DP15257 Gender Diversity Goals, Supply Constraints, and the Market for Seasoned Female Directors: The U.S. Evidence
|Author(s):||Patricia Boyallian, Sudipto Dasgupta, Swarnodeep Homroy|
|Publication Date:||September 2020|
|Keyword(s):||Board Gender Diversity, Gender quota, Labor Market for Directors, supply constraints|
|JEL(s):||G34, G38, J16, J31|
|Programme Areas:||Financial Economics|
|Link to this Page:||cepr.org/active/publications/discussion_papers/dp.php?dpno=15257|
We show that over the last decade, growing public pressure for board gender diversity and awareness of gender equality issues in the U.S. has manifested in "seasoned" female board members accumulating multiple board appointments at a rate faster than seasoned male directors. The larger firms have been the most active in attracting seasoned female directors, at the expense of the smaller firms.

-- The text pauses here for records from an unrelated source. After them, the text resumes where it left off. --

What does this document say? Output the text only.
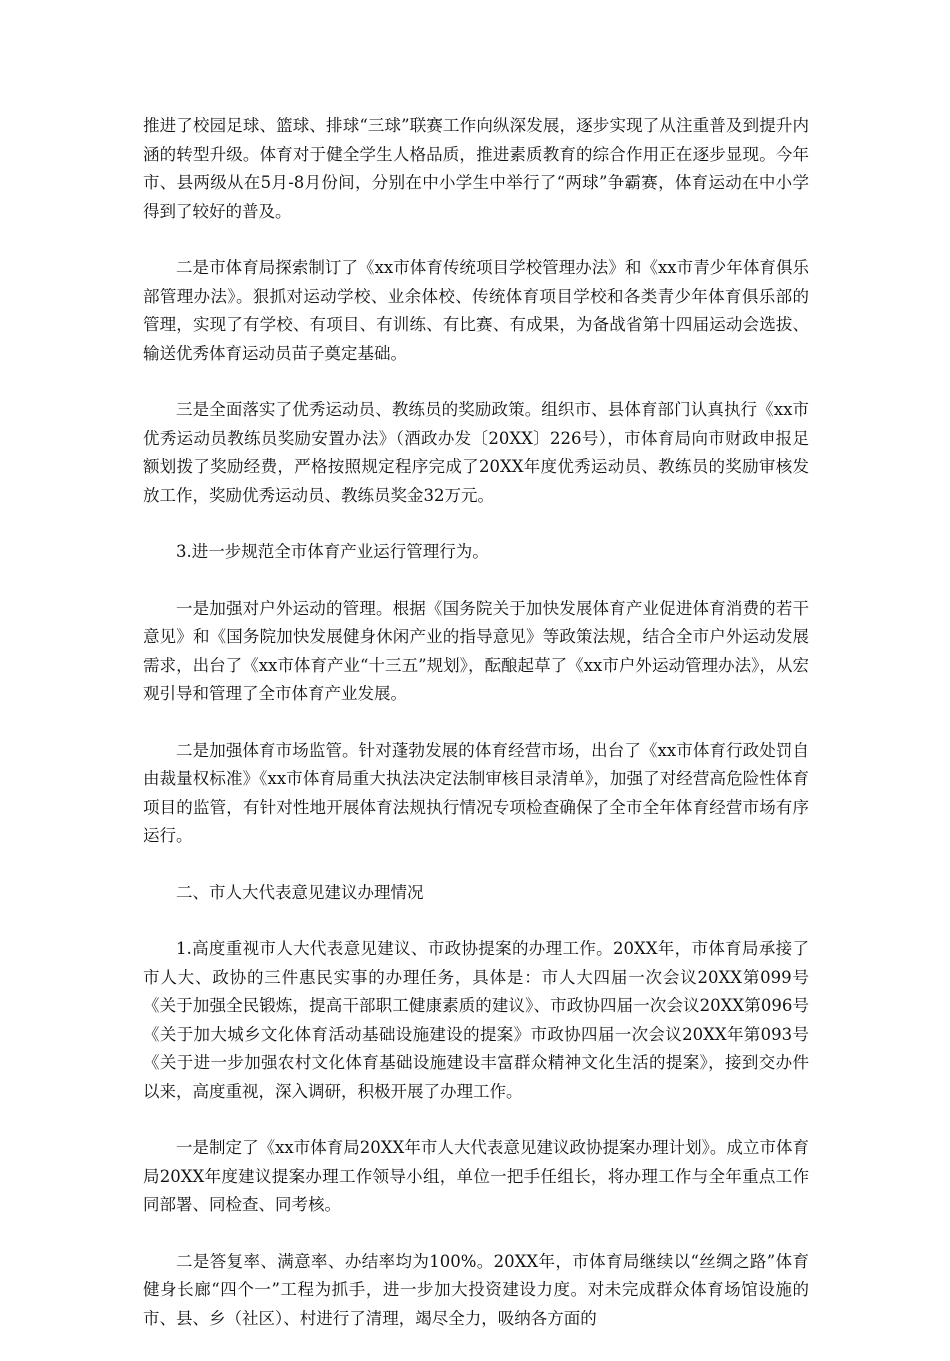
推进了校园足球、篮球、排球“三球”联赛工作向纵深发展，逐步实现了从注重普及到提升内涵的转型升级。体育对于健全学生人格品质，推进素质教育的综合作用正在逐步显现。今年市、县两级从在5月-8月份间，分别在中小学生中举行了“两球”争霸赛，体育运动在中小学得到了较好的普及。

二是市体育局探索制订了《xx市体育传统项目学校管理办法》和《xx市青少年体育俱乐部管理办法》。狠抓对运动学校、业余体校、传统体育项目学校和各类青少年体育俱乐部的管理，实现了有学校、有项目、有训练、有比赛、有成果，为备战省第十四届运动会选拔、输送优秀体育运动员苗子奠定基础。

三是全面落实了优秀运动员、教练员的奖励政策。组织市、县体育部门认真执行《xx市优秀运动员教练员奖励安置办法》（酒政办发〔20XX〕226号），市体育局向市财政申报足额划拨了奖励经费，严格按照规定程序完成了20XX年度优秀运动员、教练员的奖励审核发放工作，奖励优秀运动员、教练员奖金32万元。

3.进一步规范全市体育产业运行管理行为。

一是加强对户外运动的管理。根据《国务院关于加快发展体育产业促进体育消费的若干意见》和《国务院加快发展健身休闲产业的指导意见》等政策法规，结合全市户外运动发展需求，出台了《xx市体育产业“十三五”规划》，酝酿起草了《xx市户外运动管理办法》，从宏观引导和管理了全市体育产业发展。

二是加强体育市场监管。针对蓬勃发展的体育经营市场，出台了《xx市体育行政处罚自由裁量权标准》《xx市体育局重大执法决定法制审核目录清单》，加强了对经营高危险性体育项目的监管，有针对性地开展体育法规执行情况专项检查确保了全市全年体育经营市场有序运行。

二、市人大代表意见建议办理情况

1.高度重视市人大代表意见建议、市政协提案的办理工作。20XX年，市体育局承接了市人大、政协的三件惠民实事的办理任务，具体是：市人大四届一次会议20XX第099号《关于加强全民锻炼，提高干部职工健康素质的建议》、市政协四届一次会议20XX第096号《关于加大城乡文化体育活动基础设施建设的提案》市政协四届一次会议20XX年第093号《关于进一步加强农村文化体育基础设施建设丰富群众精神文化生活的提案》，接到交办件以来，高度重视，深入调研，积极开展了办理工作。

一是制定了《xx市体育局20XX年市人大代表意见建议政协提案办理计划》。成立市体育局20XX年度建议提案办理工作领导小组，单位一把手任组长，将办理工作与全年重点工作同部署、同检查、同考核。

二是答复率、满意率、办结率均为100%。20XX年，市体育局继续以“丝绸之路”体育健身长廊“四个一”工程为抓手，进一步加大投资建设力度。对未完成群众体育场馆设施的市、县、乡（社区）、村进行了清理，竭尽全力，吸纳各方面的
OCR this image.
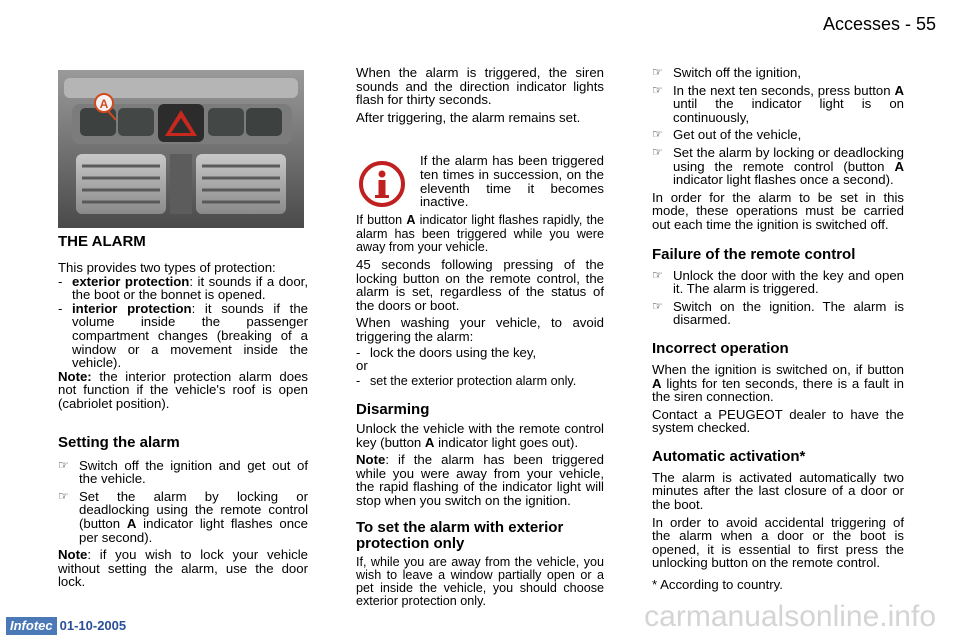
Accesses - 55
A
THE ALARM

This provides two types of protection:

- exterior protection: it sounds if a door, the boot or the bonnet is opened.
- interior protection: it sounds if the volume inside the passenger compartment changes (breaking of a window or a movement inside the vehicle).

Note: the interior protection alarm does not function if the vehicle's roof is open (cabriolet position).

Setting the alarm
☞ Switch off the ignition and get out of the vehicle.
☞ Set the alarm by locking or deadlocking using the remote control (button A indicator light flashes once per second).

Note: if you wish to lock your vehicle without setting the alarm, use the door lock.

When the alarm is triggered, the siren sounds and the direction indicator lights flash for thirty seconds.

After triggering, the alarm remains set.

If the alarm has been triggered ten times in succession, on the eleventh time it becomes inactive.

If button A indicator light flashes rapidly, the alarm has been triggered while you were away from your vehicle.

45 seconds following pressing of the locking button on the remote control, the alarm is set, regardless of the status of the doors or boot.

When washing your vehicle, to avoid triggering the alarm:

- lock the doors using the key,

or

- set the exterior protection alarm only.
Disarming

Unlock the vehicle with the remote control key (button A indicator light goes out).

Note: if the alarm has been triggered while you were away from your vehicle, the rapid flashing of the indicator light will stop when you switch on the ignition.

To set the alarm with exterior protection only

If, while you are away from the vehicle, you wish to leave a window partially open or a pet inside the vehicle, you should choose exterior protection only.

☞ Switch off the ignition,
☞ In the next ten seconds, press button A until the indicator light is on continuously,
☞ Get out of the vehicle,
☞ Set the alarm by locking or deadlocking using the remote control (button A indicator light flashes once a second).

In order for the alarm to be set in this mode, these operations must be carried out each time the ignition is switched off.

Failure of the remote control
☞ Unlock the door with the key and open it. The alarm is triggered.
☞ Switch on the ignition. The alarm is disarmed.
Incorrect operation

When the ignition is switched on, if button A lights for ten seconds, there is a fault in the siren connection.

Contact a PEUGEOT dealer to have the system checked.

Automatic activation*

The alarm is activated automatically two minutes after the last closure of a door or the boot.

In order to avoid accidental triggering of the alarm when a door or the boot is opened, it is essential to first press the unlocking button on the remote control.

* According to country.

Infotec 01-10-2005	carmanualsonline.info
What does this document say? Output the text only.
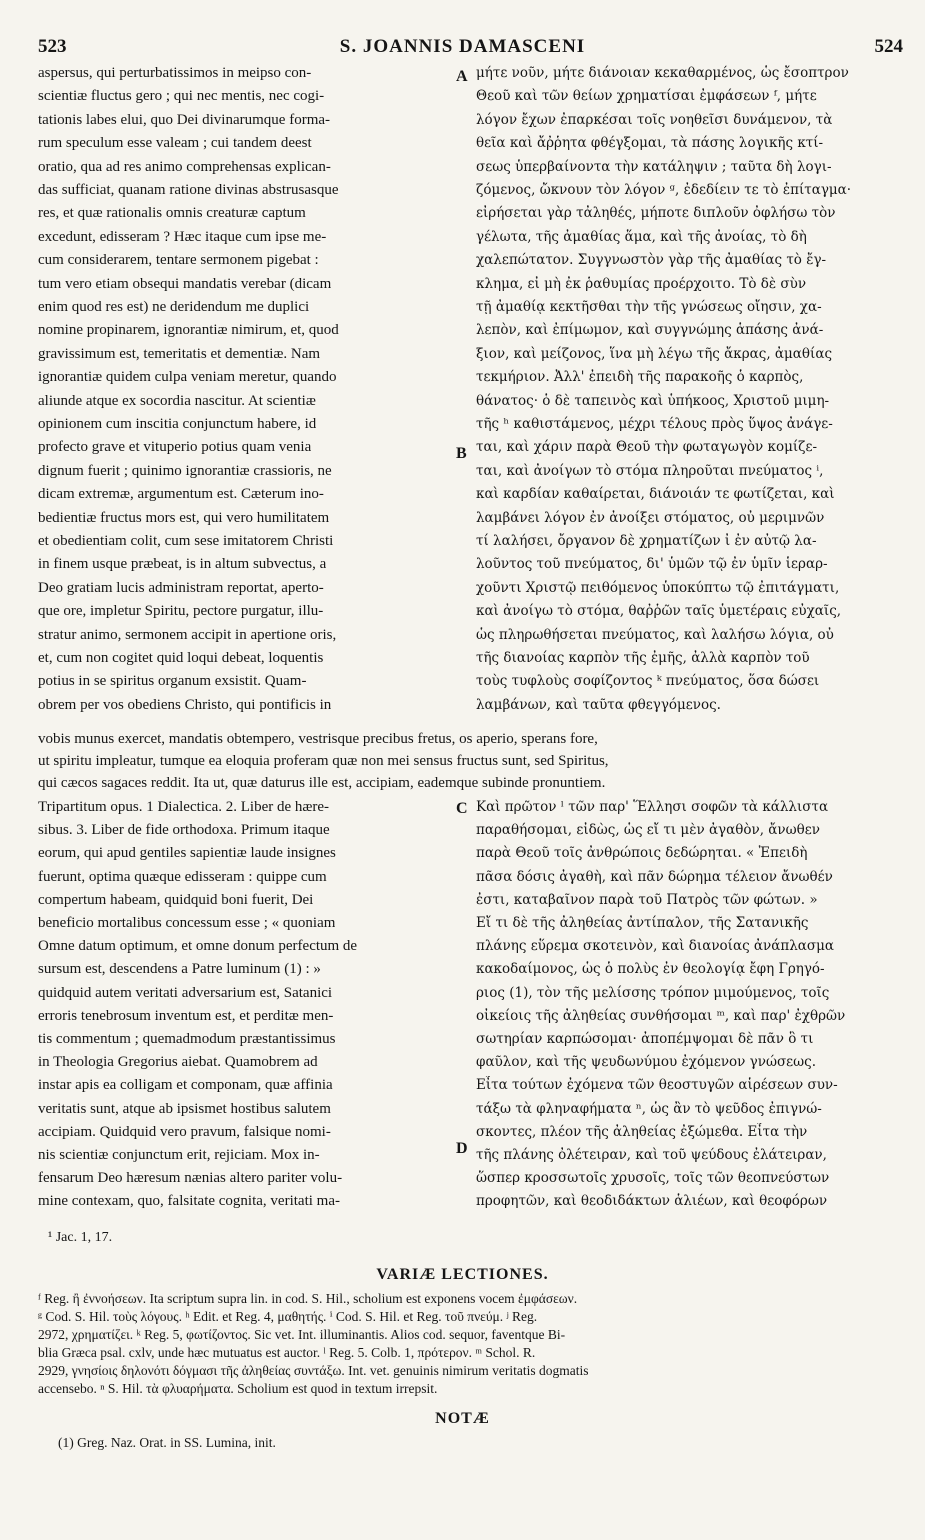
523	S. JOANNIS DAMASCENI	524
A
B
C
D
aspersus, qui perturbatissimos in meipso con-
scientiæ fluctus gero ; qui nec mentis, nec cogi-
tationis labes elui, quo Dei divinarumque forma-
rum speculum esse valeam ; cui tandem deest
oratio, qua ad res animo comprehensas explican-
das sufficiat, quanam ratione divinas abstrusasque
res, et quæ rationalis omnis creaturæ captum
excedunt, edisseram ? Hæc itaque cum ipse me-
cum considerarem, tentare sermonem pigebat :
tum vero etiam obsequi mandatis verebar (dicam
enim quod res est) ne deridendum me duplici
nomine propinarem, ignorantiæ nimirum, et, quod
gravissimum est, temeritatis et dementiæ. Nam
ignorantiæ quidem culpa veniam meretur, quando
aliunde atque ex socordia nascitur. At scientiæ
opinionem cum inscitia conjunctum habere, id
profecto grave et vituperio potius quam venia
dignum fuerit ; quinimo ignorantiæ crassioris, ne
dicam extremæ, argumentum est. Cæterum ino-
bedientiæ fructus mors est, qui vero humilitatem
et obedientiam colit, cum sese imitatorem Christi
in finem usque præbeat, is in altum subvectus, a
Deo gratiam lucis administram reportat, aperto-
que ore, impletur Spiritu, pectore purgatur, illu-
stratur animo, sermonem accipit in apertione oris,
et, cum non cogitet quid loqui debeat, loquentis
potius in se spiritus organum exsistit. Quam-
obrem per vos obediens Christo, qui pontificis in
μήτε νοῦν, μήτε διάνοιαν κεκαθαρμένος, ὡς ἔσοπτρον
Θεοῦ καὶ τῶν θείων χρηματίσαι ἐμφάσεων ᶠ, μήτε
λόγον ἔχων ἐπαρκέσαι τοῖς νοηθεῖσι δυνάμενον, τὰ
θεῖα καὶ ἄῤῥητα φθέγξομαι, τὰ πάσης λογικῆς κτί-
σεως ὑπερβαίνοντα τὴν κατάληψιν ; ταῦτα δὴ λογι-
ζόμενος, ὤκνουν τὸν λόγον ᵍ, ἐδεδίειν τε τὸ ἐπίταγμα·
εἰρήσεται γὰρ τἀληθές, μήποτε διπλοῦν ὀφλήσω τὸν
γέλωτα, τῆς ἀμαθίας ἅμα, καὶ τῆς ἀνοίας, τὸ δὴ
χαλεπώτατον. Συγγνωστὸν γὰρ τῆς ἀμαθίας τὸ ἔγ-
κλημα, εἰ μὴ ἐκ ῥαθυμίας προέρχοιτο. Τὸ δὲ σὺν
τῇ ἀμαθίᾳ κεκτῆσθαι τὴν τῆς γνώσεως οἴησιν, χα-
λεπὸν, καὶ ἐπίμωμον, καὶ συγγνώμης ἁπάσης ἀνά-
ξιον, καὶ μείζονος, ἵνα μὴ λέγω τῆς ἄκρας, ἀμαθίας
τεκμήριον. Ἀλλ' ἐπειδὴ τῆς παρακοῆς ὁ καρπὸς,
θάνατος· ὁ δὲ ταπεινὸς καὶ ὑπήκοος, Χριστοῦ μιμη-
τῆς ʰ καθιστάμενος, μέχρι τέλους πρὸς ὕψος ἀνάγε-
ται, καὶ χάριν παρὰ Θεοῦ τὴν φωταγωγὸν κομίζε-
ται, καὶ ἀνοίγων τὸ στόμα πληροῦται πνεύματος ⁱ,
καὶ καρδίαν καθαίρεται, διάνοιάν τε φωτίζεται, καὶ
λαμβάνει λόγον ἐν ἀνοίξει στόματος, οὐ μεριμνῶν
τί λαλήσει, ὄργανον δὲ χρηματίζων ἰ ἐν αὐτῷ λα-
λοῦντος τοῦ πνεύματος, δι' ὑμῶν τῷ ἐν ὑμῖν ἱεραρ-
χοῦντι Χριστῷ πειθόμενος ὑποκύπτω τῷ ἐπιτάγματι,
καὶ ἀνοίγω τὸ στόμα, θαῤῥῶν ταῖς ὑμετέραις εὐχαῖς,
ὡς πληρωθήσεται πνεύματος, καὶ λαλήσω λόγια, οὐ
τῆς διανοίας καρπὸν τῆς ἐμῆς, ἀλλὰ καρπὸν τοῦ
τοὺς τυφλοὺς σοφίζοντος ᵏ πνεύματος, ὅσα δώσει
λαμβάνων, καὶ ταῦτα φθεγγόμενος.
vobis munus exercet, mandatis obtempero, vestrisque precibus fretus, os aperio, sperans fore,
ut spiritu impleatur, tumque ea eloquia proferam quæ non mei sensus fructus sunt, sed Spiritus,
qui cæcos sagaces reddit. Ita ut, quæ daturus ille est, accipiam, eademque subinde pronuntiem.
Tripartitum opus. 1 Dialectica. 2. Liber de hære-
sibus. 3. Liber de fide orthodoxa. Primum itaque
eorum, qui apud gentiles sapientiæ laude insignes
fuerunt, optima quæque edisseram : quippe cum
compertum habeam, quidquid boni fuerit, Dei
beneficio mortalibus concessum esse ; « quoniam
Omne datum optimum, et omne donum perfectum de
sursum est, descendens a Patre luminum (1) : »
quidquid autem veritati adversarium est, Satanici
erroris tenebrosum inventum est, et perditæ men-
tis commentum ; quemadmodum præstantissimus
in Theologia Gregorius aiebat. Quamobrem ad
instar apis ea colligam et componam, quæ affinia
veritatis sunt, atque ab ipsismet hostibus salutem
accipiam. Quidquid vero pravum, falsique nomi-
nis scientiæ conjunctum erit, rejiciam. Mox in-
fensarum Deo hæresum nænias altero pariter volu-
mine contexam, quo, falsitate cognita, veritati ma-
Καὶ πρῶτον ˡ τῶν παρ' Ἕλλησι σοφῶν τὰ κάλλιστα
παραθήσομαι, εἰδὼς, ὡς εἴ τι μὲν ἀγαθὸν, ἄνωθεν
παρὰ Θεοῦ τοῖς ἀνθρώποις δεδώρηται. « Ἐπειδὴ
πᾶσα δόσις ἀγαθὴ, καὶ πᾶν δώρημα τέλειον ἄνωθέν
ἐστι, καταβαῖνον παρὰ τοῦ Πατρὸς τῶν φώτων. »
Εἴ τι δὲ τῆς ἀληθείας ἀντίπαλον, τῆς Σατανικῆς
πλάνης εὕρεμα σκοτεινὸν, καὶ διανοίας ἀνάπλασμα
κακοδαίμονος, ὡς ὁ πολὺς ἐν θεολογίᾳ ἔφη Γρηγό-
ριος (1), τὸν τῆς μελίσσης τρόπον μιμούμενος, τοῖς
οἰκείοις τῆς ἀληθείας συνθήσομαι ᵐ, καὶ παρ' ἐχθρῶν
σωτηρίαν καρπώσομαι· ἀποπέμψομαι δὲ πᾶν ὃ τι
φαῦλον, καὶ τῆς ψευδωνύμου ἐχόμενον γνώσεως.
Εἶτα τούτων ἐχόμενα τῶν θεοστυγῶν αἱρέσεων συν-
τάξω τὰ φληναφήματα ⁿ, ὡς ἂν τὸ ψεῦδος ἐπιγνώ-
σκοντες, πλέον τῆς ἀληθείας ἐξώμεθα. Εἶτα τὴν
τῆς πλάνης ὀλέτειραν, καὶ τοῦ ψεύδους ἐλάτειραν,
ὥσπερ κροσσωτοῖς χρυσοῖς, τοῖς τῶν θεοπνεύστων
προφητῶν, καὶ θεοδιδάκτων ἁλιέων, καὶ θεοφόρων
¹ Jac. 1, 17.
VARIÆ LECTIONES.
ᶠ Reg. ἢ ἐννοήσεων. Ita scriptum supra lin. in cod. S. Hil., scholium est exponens vocem ἐμφάσεων.
ᵍ Cod. S. Hil. τοὺς λόγους. ʰ Edit. et Reg. 4, μαθητής. ⁱ Cod. S. Hil. et Reg. τοῦ πνεύμ. ʲ Reg.
2972, χρηματίζει. ᵏ Reg. 5, φωτίζοντος. Sic vet. Int. illuminantis. Alios cod. sequor, faventque Bi-
blia Græca psal. cxlv, unde hæc mutuatus est auctor. ˡ Reg. 5. Colb. 1, πρότερον. ᵐ Schol. R.
2929, γνησίοις δηλονότι δόγμασι τῆς ἀληθείας συντάξω. Int. vet. genuinis nimirum veritatis dogmatis
accensebo. ⁿ S. Hil. τὰ φλυαρήματα. Scholium est quod in textum irrepsit.
NOTÆ
(1) Greg. Naz. Orat. in SS. Lumina, init.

This has likely contributed to the smaller firms lagging behind the larger firms in the pursuit of more gender balance. Our evidence is highly consistent with "supply constraints", as reflected in high costs of recruiting first-time female directors, which the larger firms manage to avoid and the smaller firms find too costly to incur. Gender quota mandates are likely to expose the smaller firms even more to these costs; however, the absence of mandates may also not be optimal. Given growing public pressure, it may be necessary to mandate that larger firms maintain the ratio of first-time to seasoned female appointments above some level.